Ostashek had a Grade 11 education, and many people believed him a tad slow.

They were dead wrong.

Ostashek had a keen mind, he was curious and one of the best-briefed politicians I ever had the pleasure to spar with.

He was a tough character.

He went bison hunting, and bagged one, while on chemotherapy for a rare cancer.

And the guy knew how to make money.

Sometime after leaving school, he worked in a bank.

He quit that job, took a $500 loan from his dad and built a multimillion-dollar outfitting business in Alberta before coming to the territory.

He was someone who knew what he wanted, and went after it.

I remember the first time I saw him. He tossed open the doors to a local hotel’s ballroom and strode up to an open mike, where he challenged then-leader Willard Phelps on his stewardship of the Yukon Conservative Party.

I didn’t know it at the time, but he was clearly positioning himself to take control of the party.

That marked him as a guy who thought ahead and considered the future.

In June 1991, Tom Siddon approved a trans-boundary land claim for the Tetlit Gwich’in that handed 1,554 square kilometres of Yukon land to the NWT First Nation.

On October 26, in protest, the Conservative Party morphed into the Yukon Party.

On October 31, Ostashek announced his intention to lead the party.

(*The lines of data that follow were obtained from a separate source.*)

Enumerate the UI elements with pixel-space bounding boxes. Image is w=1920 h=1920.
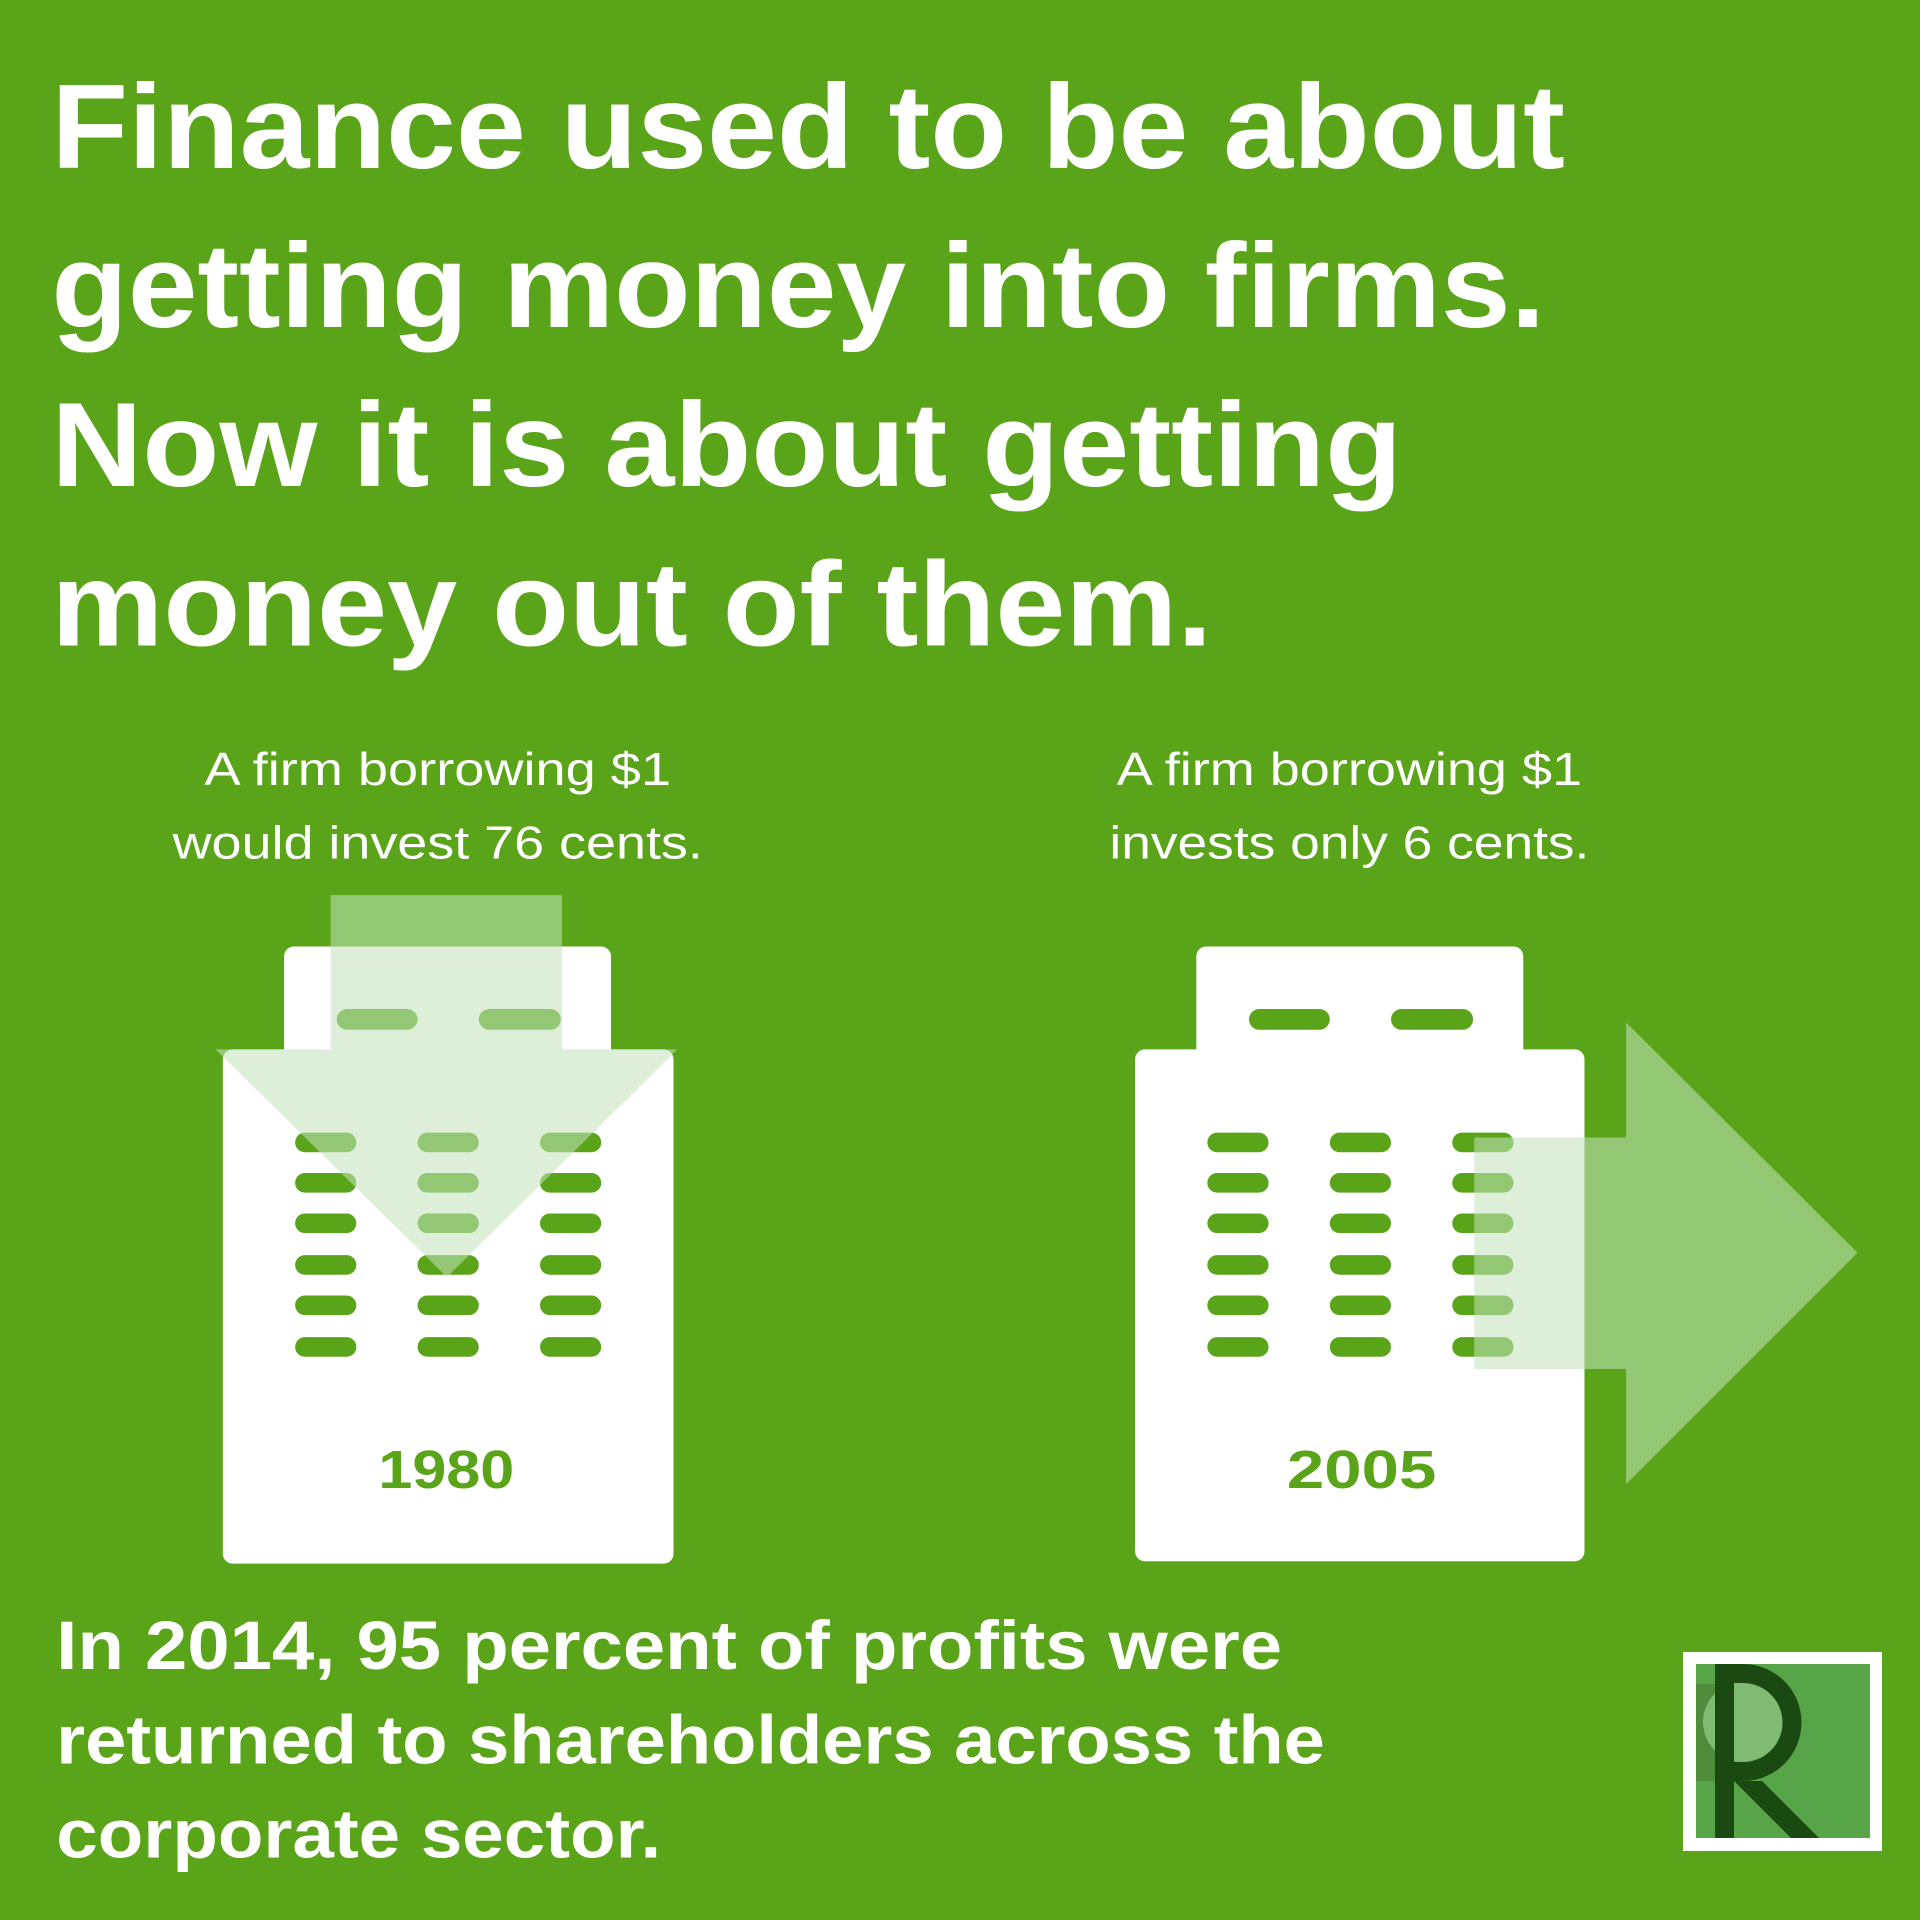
building 2005: 2005: [1287, 1440, 1436, 1500]
building 1980: [223, 947, 673, 1564]
bottom statement: [56, 1607, 1325, 1873]
caption 1980: would invest 76 cents.: [171, 816, 703, 868]
bottom statement: In 2014, 95 percent of profits were: [56, 1607, 1282, 1684]
arrow: money into firm: [216, 895, 677, 1277]
logo: [1683, 1652, 1882, 1851]
title: Finance used to be about: [51, 60, 1565, 194]
building 2005: [1135, 947, 1584, 1561]
title: money out of them.: [51, 537, 1212, 671]
arrow: money out of firm: [1474, 1022, 1858, 1484]
title: [51, 60, 1565, 671]
caption 2005: [1109, 743, 1589, 868]
bottom statement: corporate sector.: [56, 1796, 661, 1873]
title: Now it is about getting: [51, 378, 1402, 512]
caption 1980: [171, 743, 703, 868]
caption 1980: A firm borrowing $1: [204, 743, 671, 795]
building 1980: 1980: [378, 1440, 514, 1500]
caption 2005: invests only 6 cents.: [1109, 816, 1589, 868]
caption 2005: A firm borrowing $1: [1117, 743, 1582, 795]
bottom statement: returned to shareholders across the: [56, 1701, 1325, 1778]
title: getting money into firms.: [51, 219, 1545, 353]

His competition was Dan Lang.

But on November 21, the day before the voting, Lang withdrew his candidacy. Ostashek was acclaimed leader on November 22, 1991.

He urged Yukoners to “fight for their rights” against a federal government that was selling out the territory.

And he urged “Indian candidates to come forward and assume their rightful place in running the affairs of the whole territory, not just their own lands.”

That steadfast focus on governance of the whole territory for the whole territory’s benefit was often forgotten during his stint in government.

But it proved the foundation of his leadership.

“How can Yukoners continue to run their affairs if large sections of the territory are owned and controlled by non-residents?” he said, a sly reference to both the Tetlit Gwich’in settlement and Ottawa’s continued long-distance management of the territory.

Ostashek had a very clear understanding of the Yukon land-claim and self-government agreements. He signed three of them while he was in office.

And he wanted all 14 Yukon First Nations in the fold.

Like Premier Tony Penikett before him, he understood why it was important to have final agreements in which First Nations relinquished traditional territory in favour of defined settlement lands.

He knew how difficult it would be to govern the territory if it was carved up into separate fiefdoms. He knew the importance of having a central government looking out for the interests of the whole.

He wanted the territory’s aboriginal people to be central players in that larger vision.

In the years following his defeat, I came to understand that.

I came to respect it.

And, in a territory where people often shield their true feelings — out of fear, or self interest — Ostashek was a straight talker.

In 2004, he was on the mend from multiple myeloma — a rare cancer that afflicts white blood cells — when he was interviewed by this paper.

He was reluctant to talk about himself.

But politics was another matter.

He wasn’t afraid to talk about the Yukon, and voice concerns about the party he once led.

 “If anything, the (Fentie government) has set it back (the land claims file) by making side deals with First Nations and implementing parts of the land claims agreement with First Nations that haven’t even signed an agreement,” he said.

“And that’s going to come back to haunt us.”

Today, in light of a recent Yukon Supreme Court decision, those words are beginning to seem prescient.

I always meant to phone him. To tell him that.